Google AI Classifies Baking Recipes And Explains Its Predictions
One goal of AI researchers is to figure out how to make machine learning models more interpretable so researchers can understand why they make their predictions. Google says this is an improvement from taking the predictions of a deep neural network at face value without understanding what contributed to the model output. Researchers have shown how to build an explainable machine learning model able to analyze baking recipes.
The machine learning model can develop its own new recipes, and no data science expertise was needed to build the model. Sara Robinson works on AI for Google Cloud. During the pandemic, she enjoys baking and turned her AI skills towards the hobby. She started by collecting a data set of recipes and built a TensorFlow model to absorb a list of ingredients and spit out predictions like "97 percent bread, two percent cake, one percent cookie."
The model was able to classify recipes by type with accuracy, and she used it to come up with a new recipe. Her model determined the recipe was 50 percent cookie and 50 percent cake. It was dubbed a cakie. Robinson said the AI's recipe was yummy and tasted like what she would imagine would happen if she told an AI to make a cake cookie hybrid.

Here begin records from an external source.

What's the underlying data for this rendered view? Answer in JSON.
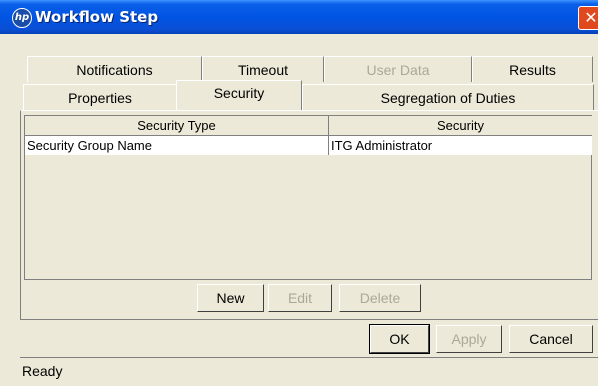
{
  "window": {
    "title": "Workflow Step",
    "close_glyph": "✕",
    "icon": "hp-logo"
  },
  "tabs_row1": [
    {
      "label": "Notifications",
      "disabled": false
    },
    {
      "label": "Timeout",
      "disabled": false
    },
    {
      "label": "User Data",
      "disabled": true
    },
    {
      "label": "Results",
      "disabled": false
    }
  ],
  "tabs_row2": [
    {
      "label": "Properties",
      "selected": false
    },
    {
      "label": "Security",
      "selected": true
    },
    {
      "label": "Segregation of Duties",
      "selected": false
    }
  ],
  "table": {
    "columns": [
      "Security Type",
      "Security"
    ],
    "rows": [
      [
        "Security Group Name",
        "ITG Administrator"
      ]
    ]
  },
  "table_buttons": {
    "new": "New",
    "edit": "Edit",
    "delete": "Delete"
  },
  "dialog_buttons": {
    "ok": "OK",
    "apply": "Apply",
    "cancel": "Cancel"
  },
  "status": "Ready"
}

Robinson teamed up with another researcher to build baking 2.0 model with the larger dataset, new tools, and an explainable model to give insight into what makes cakes, cookies, and bread. The model came up with a new recipe called the "breakie," a bread cookie hybrid. The data set used by the researchers included a laundry list of 16 core ingredients and 600 recipes.
As the last part of preprocessing, the researchers used a data augmentation trick. Data augmentation is a method for creating new training examples from data you already have. The AI was designed to be insensitive to a recipe's serving size, so the researchers would randomly double and triple ingredient amounts.
The machine learning model could predict recipe type and provided a dialogue allowing the researchers to name the model, how long they wanted the model to train, and to indicate what input features to use in training. The result was a model able to predict the category of a recipe it was given correctly and to specify importance scores for ingredients that most contributed to its prediction.